Fire & Ice: Shostakovich, Sibelius and TSO specialties

When an artist tells you their goals & objectives one should listen. Gustavo Gimeno’s “European Soundscapes” essay in the current Toronto Symphony program gives us some great clues as to what we should expect from the orchestra.

No they are not swearing off Mozart, yes they will still offer their annual Messiah. But there’s a new focus on 20th-century classical music, that Gimeno calls “a specialty of the orchestra”.

Earlier this month it was a program of John Adams in a concert actually conducted by the composer. Next week Nov 21-23 it will be Brilliant Bartók, including the third recording for the Harmonia Mundi label.

“Fire & Ice” this weekend featured Shostakovich, Sibelius and Sokolović. In some ways this one and the Bartók concert seem to be part of a single large exploration (as Gimeno tells us), given that each program includes a concerto for orchestra, one from Sokolović, the other from Bartók.

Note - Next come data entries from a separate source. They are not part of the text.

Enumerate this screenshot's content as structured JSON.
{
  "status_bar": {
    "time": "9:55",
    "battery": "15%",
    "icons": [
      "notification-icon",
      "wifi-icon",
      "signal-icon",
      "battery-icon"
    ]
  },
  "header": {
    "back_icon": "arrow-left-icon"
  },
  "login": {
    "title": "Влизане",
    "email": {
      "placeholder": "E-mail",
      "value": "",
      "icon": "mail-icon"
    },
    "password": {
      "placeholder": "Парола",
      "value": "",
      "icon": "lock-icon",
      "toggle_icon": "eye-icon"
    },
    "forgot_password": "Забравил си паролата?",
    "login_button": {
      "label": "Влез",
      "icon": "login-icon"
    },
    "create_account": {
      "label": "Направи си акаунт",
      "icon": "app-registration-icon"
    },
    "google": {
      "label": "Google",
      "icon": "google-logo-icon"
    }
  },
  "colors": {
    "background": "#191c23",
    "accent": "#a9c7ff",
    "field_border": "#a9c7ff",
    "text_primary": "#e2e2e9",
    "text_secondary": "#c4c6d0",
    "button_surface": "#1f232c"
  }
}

I watched a TSO audience behaving themselves, with nary a phone mishap I could hear (meaning no smartphones going off during the music), Roy Thomson Hall jammed full without any well-known pieces, and enormous applause for each of the pieces:

  • Ana Sokolović:Concerto for Orchestra
  • Shostakovich:Violin Concerto No. 1 in A Minor, Op. 99
    Intermission
  • Sibelius:Symphony No. 1 in E Minor, Op. 39

As I listened to Concerto pour Orchestre by Sokolović I was reminded of a frequent topic of conversation between me and my daughter Zoe, a painter & singer who is more open-minded than I. Maybe I’m a bit of a dinosaur in my enjoyment of beauty. Maybe my aesthetic places too much emphasis on pleasure and enjoyment. But even so I think one needs to recognize how popularity works, that people like melody and beauty, even if not all modern art requires or celebrates beauty.

Ana Sokolović (photo: Raoul Manuel Schnell)

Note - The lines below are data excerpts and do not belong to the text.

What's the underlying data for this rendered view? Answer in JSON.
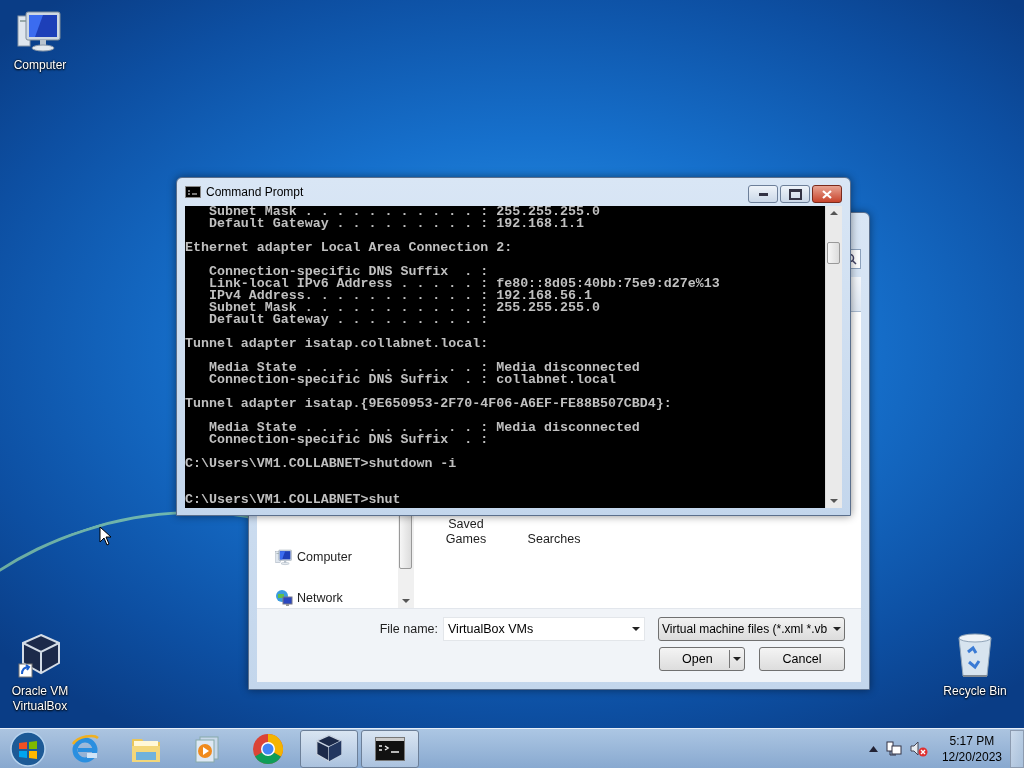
{
  "desktop": {
    "icons": [
      {
        "kind": "computer",
        "label": "Computer"
      },
      {
        "kind": "cube",
        "label": "Oracle VM VirtualBox"
      },
      {
        "kind": "recycle-bin",
        "label": "Recycle Bin"
      }
    ]
  },
  "file_dialog": {
    "nav_items": [
      {
        "kind": "computer",
        "label": "Computer"
      },
      {
        "kind": "network",
        "label": "Network"
      }
    ],
    "items": [
      {
        "label": "Saved Games"
      },
      {
        "label": "Searches"
      }
    ],
    "file_name_label": "File name:",
    "file_name": "VirtualBox VMs",
    "file_type": "Virtual machine files (*.xml *.vb",
    "open_button": "Open",
    "cancel_button": "Cancel"
  },
  "command_prompt": {
    "title": "Command Prompt",
    "lines": [
      {
        "kind": "text",
        "text": "   Subnet Mask . . . . . . . . . . . : 255.255.255.0"
      },
      {
        "kind": "text",
        "text": "   Default Gateway . . . . . . . . . : 192.168.1.1"
      },
      {
        "kind": "blank"
      },
      {
        "kind": "text",
        "text": "Ethernet adapter Local Area Connection 2:"
      },
      {
        "kind": "blank"
      },
      {
        "kind": "text",
        "text": "   Connection-specific DNS Suffix  . :"
      },
      {
        "kind": "text",
        "text": "   Link-local IPv6 Address . . . . . : fe80::8d05:40bb:75e9:d27e%13"
      },
      {
        "kind": "text",
        "text": "   IPv4 Address. . . . . . . . . . . : 192.168.56.1"
      },
      {
        "kind": "text",
        "text": "   Subnet Mask . . . . . . . . . . . : 255.255.255.0"
      },
      {
        "kind": "text",
        "text": "   Default Gateway . . . . . . . . . :"
      },
      {
        "kind": "blank"
      },
      {
        "kind": "text",
        "text": "Tunnel adapter isatap.collabnet.local:"
      },
      {
        "kind": "blank"
      },
      {
        "kind": "text",
        "text": "   Media State . . . . . . . . . . . : Media disconnected"
      },
      {
        "kind": "text",
        "text": "   Connection-specific DNS Suffix  . : collabnet.local"
      },
      {
        "kind": "blank"
      },
      {
        "kind": "text",
        "text": "Tunnel adapter isatap.{9E650953-2F70-4F06-A6EF-FE88B507CBD4}:"
      },
      {
        "kind": "blank"
      },
      {
        "kind": "text",
        "text": "   Media State . . . . . . . . . . . : Media disconnected"
      },
      {
        "kind": "text",
        "text": "   Connection-specific DNS Suffix  . :"
      },
      {
        "kind": "blank"
      },
      {
        "kind": "text",
        "text": "C:\\Users\\VM1.COLLABNET>shutdown -i"
      },
      {
        "kind": "blank"
      },
      {
        "kind": "blank"
      },
      {
        "kind": "text",
        "text": "C:\\Users\\VM1.COLLABNET>shut"
      }
    ]
  },
  "taskbar": {
    "apps": [
      {
        "kind": "e-browser",
        "active": false
      },
      {
        "kind": "folder",
        "active": false
      },
      {
        "kind": "media-player",
        "active": false
      },
      {
        "kind": "round-browser",
        "active": false
      },
      {
        "kind": "cube",
        "active": true
      },
      {
        "kind": "terminal",
        "active": true
      }
    ],
    "clock": {
      "time": "5:17 PM",
      "date": "12/20/2023"
    }
  }
}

That’s a preamble for my admission that I don’t really get Sokolović’s Concerto for Orchestra on first hearing it, a piece full of some very original sounds. It’s funny because the program quotes a critic admiring Sibelius saying “Here we have a man really saying things that have never been said in music before”.

I cite this not just because I found the Sibelius piece doesn’t sound all that original, given how often it reminds me of Tchaikovsky, but also because in several places I thought wow Sokolović was making sounds with her orchestra that I had never heard before, sounds that had me questioning just how they had been created. Okay so I wasn’t sure I liked it, I wouldn’t call it precisely “beautiful” but then again Guernica isn’t beautiful either, Sacre du printemps is downright scary in places. So of course naturally I need to hear it again. There’s no denying that it’s a powerful and accomplished piece. I must reserve judgment which is why I say “I don’t get it” rather than to presume to judge that it’s not a great piece of music.

For me the most exciting piece on the program was the violin concerto from Dmitri Shostakovich.

Dmitri Shostakovich

Somehow I have never had the pleasure to hear this concerto before. I thought I knew which violin concerti I prefer, dividing the world up between Beethoven and Mendelssohn with room for a little bit of Bruch, Brahms & Berg: but I have to adjust my pantheon to make room for Shostakovich, especially after the extraordinary performance from soloist Julian Rachlin, violin.

Julian Rachlin, violin

I am currently finding myself especially moved by the works of composers such as Shostakovich, who worked in the shadow of a repressive tyrant such as Stalin. For my whole life I’ve always thought of North America as the refuge from repressive regimes, bastions of freedom. If that is about to change, maybe we need to listen even more closely to people like Shostakovich, to learn from them. Shostakovich is sometimes plaintive and vulnerable, sometimes ironic, sardonic, witty in his juxtaposition of shapes & effects, sometimes brutal, sometimes invoking the simplicity of folk tunes or music as simple as our childhood nursery rhymes. All that happens while we watch a soloist exploring some amazing sounds on his instrument.

But Gimeno and the TSO were not mere bystanders for this work, with a hugely complex orchestral part in four movements, plus an enormous cadenza bridging the third and fourth movements. Maybe I need to listen to more performances of the work but right now what I heard today has me rethinking my ideas about violin concerti, in wonderment at what Rachlin, Gimeno and the TSO accomplished today.

After intermission we were treated to a bold and decisive reading of the Sibelius, a work that is full of big statements and passions, reminding me of Tchaikovsky’s last symphonies, as far as the textures and the way the orchestra is employed. Of course it’s brilliant for a first symphony and a huge crowd pleaser.